7Nous pouvons alors postuler que dans cette expérience précoce du risque de l’enfant, l’appel à la répétition procède d’une tentative de maîtrise de l’expérience vertigineuse angoissante. Par son jeu, l’enfant s’offre la possibilité de prendre une part active dans ce scénario angoissant sur lequel il n’avait à l’origine aucune prise. S’exposer au risque du vide est une manière pour l’enfant de revivre de façon active et par son corps, tout en prenant le risque de se confronter à l’angoisse, l’expérience interne du vertige psychique et de tenter alors de la maîtriser. Notons que ce jeu, par définition intersubjectif, a besoin pour se dérouler de la présence et d’une réponse active de l’objet-sujet (l’oncle chez Freud), qui ouvre ainsi le processus du jeu et permet, à travers l’alternance du lancer/rattraper, de construire une première représentation du lien. La relation au parent proche peut donc être considérée comme le pivot de cette expérience. Il faut supposer que sa qualité et son essence sont au fondement de la demande de répétition de l’enfant, mais peut-être aussi de sa capacité future à relancer le travail de symbolisation. L’héritage de ce type de jeu intersubjectif n’est en effet pas sans importance puisqu’il conditionne directement la capacité future de l’enfant à « utiliser la bobine ». Il produit la capacité d’absence à partir de la présence de l’objet, autrement dit, il est précurseur mais aussi déterminant des capacités de jeu autosubjectif. Aussi, lorsque Freud précise que les enfants répéteront bien des années plus tard cette expérience dans leurs rêves, il postule que les jeux autosubjectifs ont pu, à leur tour, suffisamment se déployer pour que l’enfant sache s’abstraire de la limitation que leur matérialité implique.

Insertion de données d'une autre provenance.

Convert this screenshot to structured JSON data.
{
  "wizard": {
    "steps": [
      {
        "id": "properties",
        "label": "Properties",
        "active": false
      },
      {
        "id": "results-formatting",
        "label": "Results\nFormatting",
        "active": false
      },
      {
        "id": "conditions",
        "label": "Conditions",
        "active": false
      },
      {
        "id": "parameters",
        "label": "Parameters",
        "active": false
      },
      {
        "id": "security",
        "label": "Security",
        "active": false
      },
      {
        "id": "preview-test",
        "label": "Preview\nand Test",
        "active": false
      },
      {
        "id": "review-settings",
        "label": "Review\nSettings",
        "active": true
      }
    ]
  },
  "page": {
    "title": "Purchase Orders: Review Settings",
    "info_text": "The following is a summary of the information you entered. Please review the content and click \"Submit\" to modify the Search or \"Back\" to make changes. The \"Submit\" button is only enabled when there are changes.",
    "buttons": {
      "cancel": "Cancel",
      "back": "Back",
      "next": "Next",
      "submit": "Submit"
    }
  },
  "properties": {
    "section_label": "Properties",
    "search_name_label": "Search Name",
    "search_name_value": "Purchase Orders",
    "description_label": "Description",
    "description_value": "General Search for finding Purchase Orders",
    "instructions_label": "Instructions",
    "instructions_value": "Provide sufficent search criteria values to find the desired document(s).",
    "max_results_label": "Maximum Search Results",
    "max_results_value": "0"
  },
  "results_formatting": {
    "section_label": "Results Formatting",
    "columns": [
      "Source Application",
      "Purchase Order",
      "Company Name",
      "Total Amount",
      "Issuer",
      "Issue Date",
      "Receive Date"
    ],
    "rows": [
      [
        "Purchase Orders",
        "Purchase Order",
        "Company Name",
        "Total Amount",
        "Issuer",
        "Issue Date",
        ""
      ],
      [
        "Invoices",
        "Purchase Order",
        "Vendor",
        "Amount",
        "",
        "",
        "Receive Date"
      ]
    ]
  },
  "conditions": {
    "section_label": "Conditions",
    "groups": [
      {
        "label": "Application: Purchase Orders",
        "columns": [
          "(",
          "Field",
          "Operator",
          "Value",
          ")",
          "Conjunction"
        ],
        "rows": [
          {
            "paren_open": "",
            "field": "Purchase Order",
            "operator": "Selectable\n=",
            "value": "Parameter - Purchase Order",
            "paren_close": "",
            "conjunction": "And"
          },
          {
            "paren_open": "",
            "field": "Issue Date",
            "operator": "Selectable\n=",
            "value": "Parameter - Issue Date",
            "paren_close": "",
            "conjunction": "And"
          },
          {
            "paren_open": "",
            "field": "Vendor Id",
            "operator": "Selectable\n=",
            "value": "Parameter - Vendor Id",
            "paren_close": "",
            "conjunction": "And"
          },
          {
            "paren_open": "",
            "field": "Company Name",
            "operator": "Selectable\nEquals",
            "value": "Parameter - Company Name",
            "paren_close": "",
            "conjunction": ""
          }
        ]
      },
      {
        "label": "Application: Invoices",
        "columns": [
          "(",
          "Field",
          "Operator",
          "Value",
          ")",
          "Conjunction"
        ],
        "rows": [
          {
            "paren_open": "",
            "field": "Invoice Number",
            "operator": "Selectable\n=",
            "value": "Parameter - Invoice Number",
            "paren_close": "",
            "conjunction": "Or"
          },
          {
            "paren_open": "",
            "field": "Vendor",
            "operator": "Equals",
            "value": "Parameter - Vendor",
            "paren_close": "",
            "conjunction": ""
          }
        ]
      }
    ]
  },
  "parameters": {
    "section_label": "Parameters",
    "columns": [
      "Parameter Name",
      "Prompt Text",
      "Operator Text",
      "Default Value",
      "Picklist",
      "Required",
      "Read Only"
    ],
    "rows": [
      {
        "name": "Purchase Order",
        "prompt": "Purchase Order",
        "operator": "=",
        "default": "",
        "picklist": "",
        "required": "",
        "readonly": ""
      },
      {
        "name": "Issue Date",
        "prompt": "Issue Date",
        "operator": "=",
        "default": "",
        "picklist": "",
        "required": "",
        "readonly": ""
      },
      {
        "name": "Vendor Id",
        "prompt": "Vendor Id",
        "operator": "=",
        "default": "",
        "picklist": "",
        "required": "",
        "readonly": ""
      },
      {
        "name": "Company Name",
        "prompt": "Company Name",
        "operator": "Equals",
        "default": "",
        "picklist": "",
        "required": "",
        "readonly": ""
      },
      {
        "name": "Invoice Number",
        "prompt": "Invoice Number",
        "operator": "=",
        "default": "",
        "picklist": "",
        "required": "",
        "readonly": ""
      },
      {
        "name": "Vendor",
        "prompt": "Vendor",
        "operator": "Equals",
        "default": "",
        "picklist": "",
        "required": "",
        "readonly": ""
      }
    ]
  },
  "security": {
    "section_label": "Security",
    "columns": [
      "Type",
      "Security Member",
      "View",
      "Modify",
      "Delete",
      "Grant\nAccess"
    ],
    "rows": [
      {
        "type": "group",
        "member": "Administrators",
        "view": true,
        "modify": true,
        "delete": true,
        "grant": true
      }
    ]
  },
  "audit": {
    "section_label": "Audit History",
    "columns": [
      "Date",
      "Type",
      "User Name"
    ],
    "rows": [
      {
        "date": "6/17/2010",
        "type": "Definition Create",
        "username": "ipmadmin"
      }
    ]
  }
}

Le rêve de l’enfant, troisième temps du travail de symbolisation primaire de l’expérience angoissante, réalise l’assimilation narcissique la plus complète dans la mesure où il s’affranchit complètement des objets animés et inanimés.
8*
9Voyons ce qui peut déterminer chez certains individus, comme les parachutistes, la persistance à s’exposer activement et délibérément à l’angoisse du vide sur la scène réelle au risque du trauma. L’hypothèse psychogénétique d’un traumatisme précoce, d’une angoisse infantile toujours agissante comme étant à l’origine même de la recherche du risque chez l’adulte, semble actuellement faire l’unanimité dans le champ psychanalytique. Divers auteurs proposent que la confrontation active et répétée à des dangers de mort sur la scène réelle procéderait d’une tentative d’élaboration psychique de cette angoisse traumatique.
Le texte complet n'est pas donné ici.